O magistrado afirmou que não dá para aceitar mais uma visão patrimonialista, fruto de interpretações calcadas no Código do Processo Civil, muitas vezes considerado mais importante que a própria Constituição Federal, afirmou Oliveira Silva. Segundo ele, vários estudos feitos em universidades brasileiras comprovam que, quanto maior a jornada de trabalho, maior o número de acidentes. O palestrante salientou que já se comprovaram as condições desumanas em alguns setores, como os frigoríficos (onde os trabalhadores em linha de produção chegam a fazer com as mãos 54 movimentos diferentes por minuto no corte de aves) e também no corte de cana-de-açúcar, em que um trabalhador “é premiado com cestas básicas de R$ 85 quando atinge 12 toneladas dia”. Ele lembrou que, nesses dois campos de trabalho, a vida útil do trabalhador é de 5 anos (nos frigoríficos) e de 12 anos no corte de cana (estudo da Unesp revelou que, no passado, a vida útil dos escravos brasileiros era de 20 anos).

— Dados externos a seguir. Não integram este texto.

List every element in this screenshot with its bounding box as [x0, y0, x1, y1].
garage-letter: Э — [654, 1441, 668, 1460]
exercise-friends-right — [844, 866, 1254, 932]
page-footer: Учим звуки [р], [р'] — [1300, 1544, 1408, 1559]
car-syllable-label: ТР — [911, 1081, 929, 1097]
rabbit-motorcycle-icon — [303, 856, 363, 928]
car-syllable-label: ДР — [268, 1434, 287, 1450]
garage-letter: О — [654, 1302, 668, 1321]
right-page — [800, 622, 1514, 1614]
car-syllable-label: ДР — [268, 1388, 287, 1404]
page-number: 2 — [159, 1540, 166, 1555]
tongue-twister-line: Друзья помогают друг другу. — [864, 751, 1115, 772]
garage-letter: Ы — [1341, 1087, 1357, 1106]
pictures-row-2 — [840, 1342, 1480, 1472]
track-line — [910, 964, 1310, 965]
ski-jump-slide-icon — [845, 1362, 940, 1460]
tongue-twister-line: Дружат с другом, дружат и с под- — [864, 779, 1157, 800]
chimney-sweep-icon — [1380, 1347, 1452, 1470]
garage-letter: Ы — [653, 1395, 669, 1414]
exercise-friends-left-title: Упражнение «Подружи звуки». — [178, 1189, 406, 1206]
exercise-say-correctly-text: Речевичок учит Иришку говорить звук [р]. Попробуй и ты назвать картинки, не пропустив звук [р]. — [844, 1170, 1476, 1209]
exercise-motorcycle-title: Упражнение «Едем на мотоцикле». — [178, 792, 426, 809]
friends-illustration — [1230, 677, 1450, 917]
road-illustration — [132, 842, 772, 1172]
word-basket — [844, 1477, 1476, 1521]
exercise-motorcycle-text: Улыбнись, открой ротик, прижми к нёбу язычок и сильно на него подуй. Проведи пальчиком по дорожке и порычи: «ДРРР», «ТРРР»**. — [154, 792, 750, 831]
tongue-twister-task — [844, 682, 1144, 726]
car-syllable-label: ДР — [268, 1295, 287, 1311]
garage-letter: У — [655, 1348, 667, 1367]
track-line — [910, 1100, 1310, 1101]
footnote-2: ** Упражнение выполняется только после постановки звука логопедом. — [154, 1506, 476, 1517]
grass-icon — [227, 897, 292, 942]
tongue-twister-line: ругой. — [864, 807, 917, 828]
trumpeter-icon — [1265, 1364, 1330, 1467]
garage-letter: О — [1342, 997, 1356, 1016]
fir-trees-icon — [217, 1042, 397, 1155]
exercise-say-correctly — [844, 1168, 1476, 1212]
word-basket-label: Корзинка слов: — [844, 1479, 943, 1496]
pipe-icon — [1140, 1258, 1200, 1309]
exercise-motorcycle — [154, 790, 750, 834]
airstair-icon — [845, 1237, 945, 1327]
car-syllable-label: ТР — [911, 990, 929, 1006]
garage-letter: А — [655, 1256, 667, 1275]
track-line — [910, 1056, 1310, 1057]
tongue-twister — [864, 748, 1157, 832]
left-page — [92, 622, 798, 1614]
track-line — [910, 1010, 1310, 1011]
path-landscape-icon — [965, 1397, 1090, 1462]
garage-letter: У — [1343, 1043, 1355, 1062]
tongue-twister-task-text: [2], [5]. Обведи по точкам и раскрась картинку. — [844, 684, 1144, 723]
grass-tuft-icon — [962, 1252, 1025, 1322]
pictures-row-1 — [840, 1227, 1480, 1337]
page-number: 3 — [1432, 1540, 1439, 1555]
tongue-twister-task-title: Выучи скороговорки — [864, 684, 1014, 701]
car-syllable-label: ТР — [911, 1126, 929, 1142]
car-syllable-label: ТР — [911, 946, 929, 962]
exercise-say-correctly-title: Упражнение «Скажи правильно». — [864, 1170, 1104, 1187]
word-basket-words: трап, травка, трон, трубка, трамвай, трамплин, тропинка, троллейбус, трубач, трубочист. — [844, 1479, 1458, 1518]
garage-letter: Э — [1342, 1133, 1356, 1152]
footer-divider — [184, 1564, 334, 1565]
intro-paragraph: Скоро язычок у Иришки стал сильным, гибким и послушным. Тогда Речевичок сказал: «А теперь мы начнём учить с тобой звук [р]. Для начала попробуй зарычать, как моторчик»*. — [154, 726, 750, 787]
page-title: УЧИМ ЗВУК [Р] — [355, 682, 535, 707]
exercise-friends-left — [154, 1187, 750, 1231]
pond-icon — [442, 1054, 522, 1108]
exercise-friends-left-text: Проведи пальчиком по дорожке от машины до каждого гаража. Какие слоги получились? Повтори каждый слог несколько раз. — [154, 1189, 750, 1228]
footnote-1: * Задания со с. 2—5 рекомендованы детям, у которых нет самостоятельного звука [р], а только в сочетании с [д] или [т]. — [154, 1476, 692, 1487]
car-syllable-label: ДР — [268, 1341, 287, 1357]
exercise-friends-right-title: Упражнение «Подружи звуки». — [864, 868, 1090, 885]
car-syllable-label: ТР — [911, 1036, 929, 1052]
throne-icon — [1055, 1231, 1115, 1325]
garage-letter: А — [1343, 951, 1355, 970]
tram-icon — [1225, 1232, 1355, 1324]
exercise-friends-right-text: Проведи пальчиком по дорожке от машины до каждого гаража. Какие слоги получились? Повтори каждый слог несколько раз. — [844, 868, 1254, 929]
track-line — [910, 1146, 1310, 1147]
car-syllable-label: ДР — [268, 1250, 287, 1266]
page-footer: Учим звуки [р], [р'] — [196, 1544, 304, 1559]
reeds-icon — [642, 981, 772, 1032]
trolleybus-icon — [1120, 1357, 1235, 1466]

O magistrado também se referiu ao efeito Karoshi, estudado no Japão nos anos 1980, que atestou a íntima relação do excesso de trabalho com a morte súbita. Os estudos comprovaram que as vítimas do “Karoshi” sofriam com a exigência da alta produtividade e a grande competitividade e registravam em média jornadas de trabalho de 11 horas diárias (cerca de 3 mil horas por ano). Para o palestrante, jornadas de 11 horas não são desconhecidas dos brasileiros (inclusive dos próprios magistrados), o que reforça seu discurso pela objetivação da responsabilidade.
O juiz concluiu que a Constituição Federal não impede a aplicação da teoria da responsabilidade objetiva na Justiça do Trabalho. Para ele, as garantias da Carta Magna aos trabalhadores são “um mínimo de direitos”, mas não impedem outros, podendo assim ser ampliados com uma interpretação que tenha como principal objetivo a saúde do trabalhador e um ambiente de trabalho e condições mais equilibrados.